Tom Reeg, Chief Executive Officer
That's an important question, Shaun. While we want to maintain our focus on deleveraging, we recognize that there will be a point where it makes sense to return capital as part of that free cash flow narrative. I would project this possibility around 2024—at a stage where we see our leverage in a comfortable zone while maintaining an opportunity to grow our investors' returns.
John DeCree, Analyst
Hi, everyone. Thanks for taking my question. Can you provide more clarity on the planned product enhancements with the iGaming app? What will these adjustments enable specifically to generate incremental revenue?
Eric Hession, President, Caesars Sports & Online Gaming
Certainly. Currently, our app directs customers towards the Sportsbook first, making it challenging for casino customers who primarily seek slots to find their preferred games. The new app will allow those customers direct access, enhancing their experience. This will also provide improved marketing capabilities and instant access to game content that will increase engagement. By focusing on casino games up front, we hope to attract more of our core customers who traditionally favor slots, translating to increased revenues.
David Katz, Analyst
With respect to the Las Vegas Strip, do you see the 3-legged stool for digital growth becoming stronger in the coming years, and can you provide visibility into how this could impact total rewards?
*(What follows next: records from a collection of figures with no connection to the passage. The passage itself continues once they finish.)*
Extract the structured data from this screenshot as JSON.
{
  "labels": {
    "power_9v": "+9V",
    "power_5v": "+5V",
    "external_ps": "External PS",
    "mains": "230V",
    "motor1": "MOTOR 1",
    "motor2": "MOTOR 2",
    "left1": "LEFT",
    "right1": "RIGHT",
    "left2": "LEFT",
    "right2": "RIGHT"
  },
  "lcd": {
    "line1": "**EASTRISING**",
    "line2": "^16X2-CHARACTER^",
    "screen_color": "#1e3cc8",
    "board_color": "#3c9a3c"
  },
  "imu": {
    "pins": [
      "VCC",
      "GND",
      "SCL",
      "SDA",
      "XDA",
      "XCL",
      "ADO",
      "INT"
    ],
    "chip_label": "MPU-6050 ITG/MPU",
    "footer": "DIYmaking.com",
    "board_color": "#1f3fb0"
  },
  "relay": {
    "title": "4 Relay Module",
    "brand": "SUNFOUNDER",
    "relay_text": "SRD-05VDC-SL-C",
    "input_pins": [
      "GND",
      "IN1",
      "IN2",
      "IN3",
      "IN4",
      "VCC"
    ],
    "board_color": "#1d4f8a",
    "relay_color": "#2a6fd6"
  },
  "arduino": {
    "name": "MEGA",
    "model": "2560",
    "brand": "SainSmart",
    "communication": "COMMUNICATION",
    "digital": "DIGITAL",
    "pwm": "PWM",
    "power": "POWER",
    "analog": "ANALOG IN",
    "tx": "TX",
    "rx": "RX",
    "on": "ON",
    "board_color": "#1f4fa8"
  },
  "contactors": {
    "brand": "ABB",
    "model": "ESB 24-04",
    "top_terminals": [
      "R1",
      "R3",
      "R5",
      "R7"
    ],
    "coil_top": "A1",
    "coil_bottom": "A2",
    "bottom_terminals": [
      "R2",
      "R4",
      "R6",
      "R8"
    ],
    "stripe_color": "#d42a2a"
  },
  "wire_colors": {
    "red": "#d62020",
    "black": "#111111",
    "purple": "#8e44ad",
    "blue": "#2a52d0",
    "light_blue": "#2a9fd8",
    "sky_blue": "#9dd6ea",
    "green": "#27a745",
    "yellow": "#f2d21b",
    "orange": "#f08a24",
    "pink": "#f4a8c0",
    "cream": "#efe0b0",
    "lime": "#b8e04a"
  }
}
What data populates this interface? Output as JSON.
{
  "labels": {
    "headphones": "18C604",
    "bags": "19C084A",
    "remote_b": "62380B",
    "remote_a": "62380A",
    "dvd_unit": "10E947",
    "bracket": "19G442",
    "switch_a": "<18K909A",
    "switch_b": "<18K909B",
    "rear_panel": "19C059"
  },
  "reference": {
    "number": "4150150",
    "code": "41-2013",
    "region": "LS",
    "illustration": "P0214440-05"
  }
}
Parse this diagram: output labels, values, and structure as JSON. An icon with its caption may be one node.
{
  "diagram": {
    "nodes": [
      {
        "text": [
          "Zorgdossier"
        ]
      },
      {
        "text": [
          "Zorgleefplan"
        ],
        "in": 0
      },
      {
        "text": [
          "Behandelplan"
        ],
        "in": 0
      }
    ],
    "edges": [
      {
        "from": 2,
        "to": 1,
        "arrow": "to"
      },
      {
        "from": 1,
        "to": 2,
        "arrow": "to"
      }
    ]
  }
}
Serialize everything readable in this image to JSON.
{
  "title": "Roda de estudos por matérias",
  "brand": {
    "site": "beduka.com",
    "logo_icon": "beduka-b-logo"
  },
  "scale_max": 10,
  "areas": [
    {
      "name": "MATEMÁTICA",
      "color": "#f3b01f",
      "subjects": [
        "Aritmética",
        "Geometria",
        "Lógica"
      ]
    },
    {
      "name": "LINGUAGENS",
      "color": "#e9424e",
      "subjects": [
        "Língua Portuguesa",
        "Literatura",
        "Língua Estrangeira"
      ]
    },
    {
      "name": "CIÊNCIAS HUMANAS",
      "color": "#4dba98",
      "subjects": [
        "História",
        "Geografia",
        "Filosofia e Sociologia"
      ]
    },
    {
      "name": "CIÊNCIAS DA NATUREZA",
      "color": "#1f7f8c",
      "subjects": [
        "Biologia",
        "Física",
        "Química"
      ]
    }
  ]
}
Tom Reeg, Chief Executive Officer
The digital performance and its connection with our total rewards program is critical. Previously, we estimated about $200 million generated externally through the digital segment contributing to brick-and-mortar efforts, and now, it's clear this figure has surpassed and is showing continued growth. We recognize the significance of this relationship as we enhance both traditional and digital businesses. With that, I'm going to let everybody go. Thanks for your time and attention. We'll talk to you next quarter.
Operator, Operator
Thank you. This concludes today's conference call. Thank you for participating. You may now disconnect.